In the January 2016 issue, Gene Fowler writes about historic adobe structures in West and South Texas, from the magical Indian Lodge at Davis Mountains State Park to exquisite Quinta Mazatlan, a World Birding Center site in the Rio Grande Valley.
Here are a few more of Gene’s favorite adobes.
Big Bend National Park. The Castolon Historic District in the Big Bend contains the park’s oldest adobe, the Alvino House, built in 1901. The structure was stabilized and restored by master adobe masons from Santa Elena, Chihuahua, Mexico, in the 1980s or 1990s.
Borger. The Hutchinson County Public Library was built by the WPA in 1936 in a Pueblo Revival architectural style.
Del Rio. The Paula Losoya House, at Hudson and Nicholson Streets, is the oldest house in Del Rio. It was built in the 1870s for James H. Taylor, a co-founder of the city, and his wife Paula Losoya.
Fort Stockton. The Grey Mule Saloon was built in the 1880s and once housed a bookstore. Today, it welcomes refined imbibers as the tasting room of the Ste. Genevieve Winery. East of town on I-10, the Winfield Airport (a.k.a. Win Field) has an abandoned adobe hangar.
Hueco Tanks State Park & Historic Site. Silverio Escontrias built a four-room adobe house at the site around 1900, which today houses the park’s interpretive center. The ruins of an 1858 stone and adobe Butterfield Stage station can also be seen at the park.
Morton. C. C. Slaughter imported Mexican artisans to build his adobe ranch headquarters in 1915. The public may visit the two long adobe barracks and two other adobe structures. For information, call 806/891-1717.
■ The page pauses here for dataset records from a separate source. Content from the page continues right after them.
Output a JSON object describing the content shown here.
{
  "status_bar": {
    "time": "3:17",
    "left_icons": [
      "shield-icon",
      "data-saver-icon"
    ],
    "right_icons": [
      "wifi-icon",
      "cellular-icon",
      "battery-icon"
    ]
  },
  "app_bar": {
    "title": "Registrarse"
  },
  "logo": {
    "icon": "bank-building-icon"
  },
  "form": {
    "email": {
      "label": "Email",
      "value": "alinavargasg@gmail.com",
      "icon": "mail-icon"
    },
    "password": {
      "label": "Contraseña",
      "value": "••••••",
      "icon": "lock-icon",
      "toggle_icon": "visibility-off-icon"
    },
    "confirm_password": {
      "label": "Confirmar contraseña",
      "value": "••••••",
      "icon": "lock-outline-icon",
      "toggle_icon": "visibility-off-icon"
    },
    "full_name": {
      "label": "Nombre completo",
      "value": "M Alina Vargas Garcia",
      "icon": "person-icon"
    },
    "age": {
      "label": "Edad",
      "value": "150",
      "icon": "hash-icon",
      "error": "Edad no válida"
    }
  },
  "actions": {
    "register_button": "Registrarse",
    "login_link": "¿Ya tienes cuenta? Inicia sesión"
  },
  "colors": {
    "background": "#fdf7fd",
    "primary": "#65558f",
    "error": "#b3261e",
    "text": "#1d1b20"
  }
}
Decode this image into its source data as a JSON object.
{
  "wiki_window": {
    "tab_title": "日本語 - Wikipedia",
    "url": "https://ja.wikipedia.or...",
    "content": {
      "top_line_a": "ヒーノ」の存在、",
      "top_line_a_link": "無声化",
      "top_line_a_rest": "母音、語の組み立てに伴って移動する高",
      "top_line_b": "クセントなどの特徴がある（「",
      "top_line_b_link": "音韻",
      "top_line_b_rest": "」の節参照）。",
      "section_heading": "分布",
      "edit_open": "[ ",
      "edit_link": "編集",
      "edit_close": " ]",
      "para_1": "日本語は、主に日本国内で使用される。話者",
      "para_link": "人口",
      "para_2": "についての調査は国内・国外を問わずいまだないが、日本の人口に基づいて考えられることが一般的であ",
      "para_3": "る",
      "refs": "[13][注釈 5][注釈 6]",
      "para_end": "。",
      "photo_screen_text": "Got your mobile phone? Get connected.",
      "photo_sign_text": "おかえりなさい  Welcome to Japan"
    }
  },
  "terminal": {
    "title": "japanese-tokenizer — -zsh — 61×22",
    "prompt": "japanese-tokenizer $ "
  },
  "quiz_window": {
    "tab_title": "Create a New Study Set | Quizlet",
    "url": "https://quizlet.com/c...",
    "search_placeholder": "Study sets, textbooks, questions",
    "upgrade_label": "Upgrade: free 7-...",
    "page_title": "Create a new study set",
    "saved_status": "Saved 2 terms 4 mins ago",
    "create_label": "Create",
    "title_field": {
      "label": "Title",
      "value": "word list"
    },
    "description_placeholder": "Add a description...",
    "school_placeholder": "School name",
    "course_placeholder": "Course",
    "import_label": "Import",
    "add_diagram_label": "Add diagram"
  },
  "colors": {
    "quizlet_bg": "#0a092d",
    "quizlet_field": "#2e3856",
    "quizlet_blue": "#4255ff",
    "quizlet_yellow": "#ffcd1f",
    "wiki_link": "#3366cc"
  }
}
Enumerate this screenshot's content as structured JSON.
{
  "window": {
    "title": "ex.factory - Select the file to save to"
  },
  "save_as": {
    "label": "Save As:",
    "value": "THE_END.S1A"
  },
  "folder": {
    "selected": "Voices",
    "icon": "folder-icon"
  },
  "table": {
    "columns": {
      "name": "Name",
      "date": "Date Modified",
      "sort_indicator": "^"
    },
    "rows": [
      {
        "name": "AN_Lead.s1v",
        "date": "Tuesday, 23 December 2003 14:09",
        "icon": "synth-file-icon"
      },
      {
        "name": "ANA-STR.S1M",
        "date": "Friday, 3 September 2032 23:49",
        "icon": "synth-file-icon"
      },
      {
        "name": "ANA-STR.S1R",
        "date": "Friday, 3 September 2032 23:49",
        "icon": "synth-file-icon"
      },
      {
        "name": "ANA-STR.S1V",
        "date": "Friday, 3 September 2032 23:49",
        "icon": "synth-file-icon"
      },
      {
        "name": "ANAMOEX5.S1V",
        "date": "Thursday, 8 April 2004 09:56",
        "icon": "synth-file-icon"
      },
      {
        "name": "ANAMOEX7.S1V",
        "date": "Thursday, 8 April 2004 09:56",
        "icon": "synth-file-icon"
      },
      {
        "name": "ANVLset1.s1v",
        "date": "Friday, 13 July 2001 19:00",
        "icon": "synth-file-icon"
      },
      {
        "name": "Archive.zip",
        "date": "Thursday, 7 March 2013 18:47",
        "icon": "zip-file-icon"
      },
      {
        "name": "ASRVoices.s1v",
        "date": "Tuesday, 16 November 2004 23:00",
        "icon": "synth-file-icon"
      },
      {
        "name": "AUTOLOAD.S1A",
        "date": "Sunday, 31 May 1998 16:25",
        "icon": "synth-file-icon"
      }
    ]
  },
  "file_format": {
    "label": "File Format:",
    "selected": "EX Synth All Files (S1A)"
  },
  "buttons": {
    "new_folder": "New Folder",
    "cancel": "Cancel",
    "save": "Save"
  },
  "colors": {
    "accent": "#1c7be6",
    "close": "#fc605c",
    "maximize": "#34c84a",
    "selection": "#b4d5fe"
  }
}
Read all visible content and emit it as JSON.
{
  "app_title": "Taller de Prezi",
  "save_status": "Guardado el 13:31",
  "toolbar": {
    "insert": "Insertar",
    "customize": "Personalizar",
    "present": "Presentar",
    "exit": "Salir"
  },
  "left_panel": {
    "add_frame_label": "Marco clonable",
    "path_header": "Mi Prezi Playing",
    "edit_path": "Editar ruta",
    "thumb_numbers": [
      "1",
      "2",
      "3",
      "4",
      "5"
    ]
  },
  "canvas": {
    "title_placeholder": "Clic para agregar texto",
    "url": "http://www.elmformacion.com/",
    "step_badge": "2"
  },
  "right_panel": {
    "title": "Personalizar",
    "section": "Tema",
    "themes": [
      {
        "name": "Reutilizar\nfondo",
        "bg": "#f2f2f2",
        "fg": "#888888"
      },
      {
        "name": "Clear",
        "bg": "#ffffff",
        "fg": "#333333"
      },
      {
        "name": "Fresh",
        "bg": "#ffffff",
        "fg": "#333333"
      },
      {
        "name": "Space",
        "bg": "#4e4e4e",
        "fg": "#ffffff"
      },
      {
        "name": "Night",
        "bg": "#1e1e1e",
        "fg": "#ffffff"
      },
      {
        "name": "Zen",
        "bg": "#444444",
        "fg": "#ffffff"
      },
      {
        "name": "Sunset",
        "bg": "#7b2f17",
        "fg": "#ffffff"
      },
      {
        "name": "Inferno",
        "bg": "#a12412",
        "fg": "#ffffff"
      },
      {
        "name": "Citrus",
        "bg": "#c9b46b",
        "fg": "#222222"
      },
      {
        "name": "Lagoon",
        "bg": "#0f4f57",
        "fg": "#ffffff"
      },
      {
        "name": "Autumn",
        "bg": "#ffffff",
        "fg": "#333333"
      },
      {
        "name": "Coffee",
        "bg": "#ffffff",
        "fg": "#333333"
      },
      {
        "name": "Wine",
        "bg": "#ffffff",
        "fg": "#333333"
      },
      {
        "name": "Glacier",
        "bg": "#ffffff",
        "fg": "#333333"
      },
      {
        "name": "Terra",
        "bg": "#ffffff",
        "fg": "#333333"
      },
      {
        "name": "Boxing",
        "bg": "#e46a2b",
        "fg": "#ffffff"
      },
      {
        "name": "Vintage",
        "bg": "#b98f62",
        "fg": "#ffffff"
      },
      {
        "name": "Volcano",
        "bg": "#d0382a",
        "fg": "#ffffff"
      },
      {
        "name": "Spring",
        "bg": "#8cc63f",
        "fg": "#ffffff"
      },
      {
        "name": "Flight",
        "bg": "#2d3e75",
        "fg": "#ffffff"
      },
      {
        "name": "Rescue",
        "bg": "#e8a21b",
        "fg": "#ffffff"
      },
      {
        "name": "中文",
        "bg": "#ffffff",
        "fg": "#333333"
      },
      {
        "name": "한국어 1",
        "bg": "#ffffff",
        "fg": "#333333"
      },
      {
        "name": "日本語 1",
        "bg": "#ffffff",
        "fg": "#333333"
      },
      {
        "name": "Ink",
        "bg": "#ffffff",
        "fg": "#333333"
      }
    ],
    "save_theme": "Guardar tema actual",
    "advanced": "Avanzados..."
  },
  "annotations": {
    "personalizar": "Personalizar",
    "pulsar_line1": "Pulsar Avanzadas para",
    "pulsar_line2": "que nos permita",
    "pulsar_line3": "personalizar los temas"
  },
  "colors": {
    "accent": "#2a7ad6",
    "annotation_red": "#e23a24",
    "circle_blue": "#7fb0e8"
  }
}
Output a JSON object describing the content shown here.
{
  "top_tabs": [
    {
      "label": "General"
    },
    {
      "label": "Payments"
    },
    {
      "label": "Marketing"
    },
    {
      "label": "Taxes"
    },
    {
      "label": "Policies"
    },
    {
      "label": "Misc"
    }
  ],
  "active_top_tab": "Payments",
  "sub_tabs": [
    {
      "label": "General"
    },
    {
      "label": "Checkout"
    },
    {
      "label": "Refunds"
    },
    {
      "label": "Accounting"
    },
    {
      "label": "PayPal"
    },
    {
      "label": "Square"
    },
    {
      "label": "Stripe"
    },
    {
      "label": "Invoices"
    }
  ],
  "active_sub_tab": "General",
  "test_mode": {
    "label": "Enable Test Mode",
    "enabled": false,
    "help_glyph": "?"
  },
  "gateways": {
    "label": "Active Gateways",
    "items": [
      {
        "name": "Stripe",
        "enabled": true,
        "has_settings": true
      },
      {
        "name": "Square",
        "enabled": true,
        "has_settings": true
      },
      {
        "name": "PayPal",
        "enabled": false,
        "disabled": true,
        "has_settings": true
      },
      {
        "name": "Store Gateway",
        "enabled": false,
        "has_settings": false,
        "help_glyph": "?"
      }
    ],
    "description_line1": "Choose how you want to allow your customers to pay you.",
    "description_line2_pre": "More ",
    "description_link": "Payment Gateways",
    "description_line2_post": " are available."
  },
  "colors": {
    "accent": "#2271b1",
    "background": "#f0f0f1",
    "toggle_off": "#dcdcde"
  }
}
Ruidosa. We’re all for the restoration of historic structures, but sometimes a ruin or a stabilized ruin, like the Sacred Heart Church in this tiny village on the Rio Grande, can be distinctly compelling.
San Antonio. Built between 1840 and 1860, the Yturri-Edmunds Historic Site is said to be one of the few remaining adobe block houses in the city, constructed with adobe bricks mixed with goat hair. The site is currently closed for restoration. The north wall of the Spanish Governors Palace, on Military Plaza, is adobe, and a portion of the wall is unplastered and covered with plexiglass so that visitors may see the adobe.
San Elizario Historic District. In addition to the San Elizario presidio chapel and the Los Portales Museum and Information Center, the district’s many historic adobes include the Old El Paso County Jail Museum, housed in the only jail that Billy the Kid ever broke into (to break out a friend).
Sierra Blanca. The 1922 Hudspeth County Courthouse is the only adobe courthouse still in use in the state. The courthouse walls are 18 inches thick.
Socorro. Casa Ortiz is said to have been built in the late 1700s by Father Ramon Ortiz. The hacienda was reportedly owned in the 1840s by comanchero and cart freighter Jose Ortiz. Until recently, it housed The Bookery (I bought a book on Apache medicine men there in the 1990s), and today the structure awaits its next incarnation.
Tascosa. Along with the local Boot Hill cemetery, Old Tascosa’s one-room adobe Oldham County schoolhouse, built in the 1880s, is today on the campus of Cal Farley’s Boys Ranch. Call 800/687-3722.
Toyahvale. Calera Chapel was restored by area residents in 2003.
Van Horn. Built in sections from 1900 to 1910, part of the Clark Hotel Museum is adobe. The recently-restored 1930 El Capitan Hotel, designed by Henry Trost, is also part adobe.
Vernon. Doan’s Store, built sometime between 1879 and 1881 to serve cowboys going up the Great Western Trail, is located northeast of Vernon off of US 283, at the junction of FM 2916 and FM 294. From US 283, take FM 924 east. An annual May picnic has been held at the site since 1884, said to be the oldest continuously held event in the state.
Ysleta. Ysleta Mission, built in 1851, replaced earlier mission structures that had been built in 1682 and 1744 and washed away by floods.